Overview¶

This document provides an overview of the ragpill framework and its major components.

A Dataset is a collection of Test-Cases, each of which represent an input (usually a question to the LLM). Each Test-Case can contain multiple Evaluators, each of which represent a test for a different aspect of the LLM output (or artifact for generating that output).

Each input is first processed by a Task (usually a llm-agent), which generates an output and (if configured correctly) mlflow traces. The evaluators then can compare the output and traces to the specified criteria, like if a certain fact is part of the answer, a certain document was retrieved in the process, etc.

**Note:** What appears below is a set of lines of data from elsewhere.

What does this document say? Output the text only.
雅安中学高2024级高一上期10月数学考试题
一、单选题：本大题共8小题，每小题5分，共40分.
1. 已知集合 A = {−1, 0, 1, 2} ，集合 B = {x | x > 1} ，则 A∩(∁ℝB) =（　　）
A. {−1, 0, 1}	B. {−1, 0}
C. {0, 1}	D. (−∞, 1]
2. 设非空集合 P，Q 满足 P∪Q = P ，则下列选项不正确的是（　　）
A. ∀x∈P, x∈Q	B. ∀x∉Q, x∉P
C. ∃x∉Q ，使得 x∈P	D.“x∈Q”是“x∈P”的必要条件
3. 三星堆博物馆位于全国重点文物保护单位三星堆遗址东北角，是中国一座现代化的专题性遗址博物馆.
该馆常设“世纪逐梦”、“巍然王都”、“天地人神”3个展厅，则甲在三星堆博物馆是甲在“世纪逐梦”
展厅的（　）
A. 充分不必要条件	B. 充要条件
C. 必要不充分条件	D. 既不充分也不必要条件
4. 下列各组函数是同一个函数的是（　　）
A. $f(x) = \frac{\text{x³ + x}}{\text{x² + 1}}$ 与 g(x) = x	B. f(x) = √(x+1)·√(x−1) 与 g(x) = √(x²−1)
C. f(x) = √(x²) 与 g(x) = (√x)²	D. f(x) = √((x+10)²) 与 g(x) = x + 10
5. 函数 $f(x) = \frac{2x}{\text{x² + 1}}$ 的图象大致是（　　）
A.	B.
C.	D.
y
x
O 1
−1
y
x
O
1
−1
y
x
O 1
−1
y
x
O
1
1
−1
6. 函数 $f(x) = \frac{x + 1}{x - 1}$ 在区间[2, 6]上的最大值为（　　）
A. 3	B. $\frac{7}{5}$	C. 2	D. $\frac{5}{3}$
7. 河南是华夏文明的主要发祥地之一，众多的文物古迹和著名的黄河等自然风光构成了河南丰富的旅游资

Each evaluator for each of the Test-Cases, a EvaluationReason is generated.

Repeated Runs¶

Because LLM outputs are stochastic, ragpill supports running each test case multiple times and aggregating results. Configure repeat (number of runs) and threshold (minimum pass fraction) per-case or globally via MLFlowSettings. This gives statistical confidence that your agent's behavior is reliable, not just lucky on a single run.

See the Repeated Runs Guide for details.

Error Handling During Task Execution

If an error occurs during task execution (e.g., LLM timeouts, parsing errors, or other runtime exceptions), all associated evaluators for that run will evaluate to False. This ensures that execution failures are properly reflected in the evaluation results.